VIFSelector¶

class paralytics.VIFSelector(thresh=5.0, impute=False, impute_method='mean', fit_intercept=True, verbose=0)[source]¶

Bases: sklearn.base.BaseEstimator, sklearn.base.TransformerMixin

Makes feature selection based on Variance Inflation Factor.

Calculates Variance Inflation Factor for a given dataset, in each iteration discarding the variable with the highest VIF value and repeats this process until it is not below the declared threshold.

Parameters

thresh: float, optional (default=5.0): Threshold value after which further rejection of variables is discontinued.
impute: boolean, optional (default=False): Declares whether missing values imputation should be performed.
impute_method: string, optional (default=”mean”): Declares numerical imputation method for the paralytics.preprocessing.Imputer.
fit_intercept: bool, optional (default=True): Specifies if the constant (a.k.a. bias or intercept) should be added to the decision functions.
verbose: int, optional (default=0): Controls verbosity of output. If 0 there is no output, if 1 displays

See also

paralytics.preprocessing.Imputer

References

[1] Ffisegydd, sklearn multicollinearity class, 2017

Attributes

imputer_: estimator: The estimator by means of which missing values imputation is performed.
viffed_cols_: list: List of features from a given dataset that exceeded thresh.
kept_cols_: list: List of features that left after the vif procedure.

Methods Summary

`fit`(self, X[, y])	Fits columns with a VIF value exceeding the threshold.
`transform`(self, X)	Apply feature selection based on Variance Inflation Factor.

Methods Documentation

fit(self, X, y=None)[source]¶

Fits columns with a VIF value exceeding the threshold.
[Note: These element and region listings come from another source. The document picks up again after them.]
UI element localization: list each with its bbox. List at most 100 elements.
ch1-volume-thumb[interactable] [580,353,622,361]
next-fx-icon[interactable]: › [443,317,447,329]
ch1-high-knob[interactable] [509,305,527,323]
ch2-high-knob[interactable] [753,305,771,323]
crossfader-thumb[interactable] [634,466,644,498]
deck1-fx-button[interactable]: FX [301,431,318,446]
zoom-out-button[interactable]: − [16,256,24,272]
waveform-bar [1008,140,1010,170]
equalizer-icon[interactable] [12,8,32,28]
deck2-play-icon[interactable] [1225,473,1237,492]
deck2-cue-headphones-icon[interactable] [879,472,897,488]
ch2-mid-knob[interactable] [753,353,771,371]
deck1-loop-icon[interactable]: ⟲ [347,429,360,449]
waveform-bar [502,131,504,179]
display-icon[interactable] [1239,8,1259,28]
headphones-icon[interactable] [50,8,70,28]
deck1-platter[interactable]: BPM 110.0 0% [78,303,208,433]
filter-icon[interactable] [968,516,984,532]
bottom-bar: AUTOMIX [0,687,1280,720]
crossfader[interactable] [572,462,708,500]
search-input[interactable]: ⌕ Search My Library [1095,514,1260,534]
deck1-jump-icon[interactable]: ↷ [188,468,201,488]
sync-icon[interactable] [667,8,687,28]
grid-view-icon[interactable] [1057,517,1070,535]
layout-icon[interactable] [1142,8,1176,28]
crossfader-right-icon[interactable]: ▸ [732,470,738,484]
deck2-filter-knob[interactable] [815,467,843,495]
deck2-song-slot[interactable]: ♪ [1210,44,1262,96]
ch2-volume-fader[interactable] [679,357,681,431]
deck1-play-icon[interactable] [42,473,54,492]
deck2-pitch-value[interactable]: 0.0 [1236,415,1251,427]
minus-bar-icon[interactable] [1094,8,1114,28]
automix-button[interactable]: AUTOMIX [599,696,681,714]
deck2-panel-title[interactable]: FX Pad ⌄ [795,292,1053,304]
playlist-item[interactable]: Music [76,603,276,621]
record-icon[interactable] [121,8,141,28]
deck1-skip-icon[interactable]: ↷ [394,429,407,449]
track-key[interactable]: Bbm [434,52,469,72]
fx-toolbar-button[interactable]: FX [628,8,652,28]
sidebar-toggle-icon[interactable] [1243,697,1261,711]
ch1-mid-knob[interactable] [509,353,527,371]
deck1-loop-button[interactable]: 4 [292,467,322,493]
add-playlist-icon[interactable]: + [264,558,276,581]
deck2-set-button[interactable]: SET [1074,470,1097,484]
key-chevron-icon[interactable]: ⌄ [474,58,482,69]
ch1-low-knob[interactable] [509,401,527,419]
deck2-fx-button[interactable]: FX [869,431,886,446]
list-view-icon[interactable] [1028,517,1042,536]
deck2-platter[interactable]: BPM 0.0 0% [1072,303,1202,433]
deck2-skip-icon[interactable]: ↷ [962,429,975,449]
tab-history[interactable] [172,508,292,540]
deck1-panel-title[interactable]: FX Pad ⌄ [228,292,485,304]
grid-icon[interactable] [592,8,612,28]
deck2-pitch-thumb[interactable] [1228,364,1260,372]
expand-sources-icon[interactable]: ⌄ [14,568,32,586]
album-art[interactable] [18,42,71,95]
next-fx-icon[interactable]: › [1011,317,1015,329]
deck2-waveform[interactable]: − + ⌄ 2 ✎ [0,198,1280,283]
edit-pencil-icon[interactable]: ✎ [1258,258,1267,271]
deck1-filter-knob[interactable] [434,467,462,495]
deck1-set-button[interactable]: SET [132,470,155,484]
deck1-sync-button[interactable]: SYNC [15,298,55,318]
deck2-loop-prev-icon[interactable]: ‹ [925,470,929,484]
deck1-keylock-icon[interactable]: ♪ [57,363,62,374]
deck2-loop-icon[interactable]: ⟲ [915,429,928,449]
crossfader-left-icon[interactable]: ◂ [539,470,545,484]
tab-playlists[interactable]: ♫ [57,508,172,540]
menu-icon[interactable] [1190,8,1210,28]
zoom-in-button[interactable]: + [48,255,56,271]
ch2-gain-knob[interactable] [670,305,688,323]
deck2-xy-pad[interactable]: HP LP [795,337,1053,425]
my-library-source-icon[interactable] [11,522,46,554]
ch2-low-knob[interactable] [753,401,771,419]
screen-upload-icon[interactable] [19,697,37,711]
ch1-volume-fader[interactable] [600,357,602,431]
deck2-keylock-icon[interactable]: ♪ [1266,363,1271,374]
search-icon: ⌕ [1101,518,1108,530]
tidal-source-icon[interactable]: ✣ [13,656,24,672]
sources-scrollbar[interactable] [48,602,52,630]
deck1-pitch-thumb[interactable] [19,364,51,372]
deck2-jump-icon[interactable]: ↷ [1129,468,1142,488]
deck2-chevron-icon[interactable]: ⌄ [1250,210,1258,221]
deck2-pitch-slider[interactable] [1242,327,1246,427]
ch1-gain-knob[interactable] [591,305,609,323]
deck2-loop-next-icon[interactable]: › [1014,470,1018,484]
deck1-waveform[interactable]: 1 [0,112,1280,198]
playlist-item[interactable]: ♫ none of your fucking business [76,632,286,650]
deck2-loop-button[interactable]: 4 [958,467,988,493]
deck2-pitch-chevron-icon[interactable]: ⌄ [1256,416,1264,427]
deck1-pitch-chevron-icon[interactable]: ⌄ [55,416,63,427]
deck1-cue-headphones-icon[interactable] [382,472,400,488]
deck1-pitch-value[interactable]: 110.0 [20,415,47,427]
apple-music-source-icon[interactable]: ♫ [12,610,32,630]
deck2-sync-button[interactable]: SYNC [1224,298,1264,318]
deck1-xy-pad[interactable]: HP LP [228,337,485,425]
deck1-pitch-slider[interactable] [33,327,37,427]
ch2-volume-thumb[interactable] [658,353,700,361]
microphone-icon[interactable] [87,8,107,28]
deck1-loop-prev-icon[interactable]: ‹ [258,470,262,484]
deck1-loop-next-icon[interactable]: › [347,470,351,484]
If specified, fits the imputer on X.

Parameters

X: DataFrame, shape = (n_samples, n_features): Input data, where n_samples is the number of samples and n_features is the number of features.l

Returns

self: object: Returns the instance itself.

transform(self, X)[source]¶

Apply feature selection based on Variance Inflation Factor.

Until the maximum VIF in the given dataset does not exceed the declared threshold, in every iteration independent variables’ VIF values are calculated and the variable with the highest VIF value is removed.

Parameters

X: DataFrame, shape = (n_samples, n_features): Input data on which variables elimination will be applied.

Returns

X_new: DataFrame, shape = (n_samples, n_features_new): X data with variables remaining after applying feature elimination.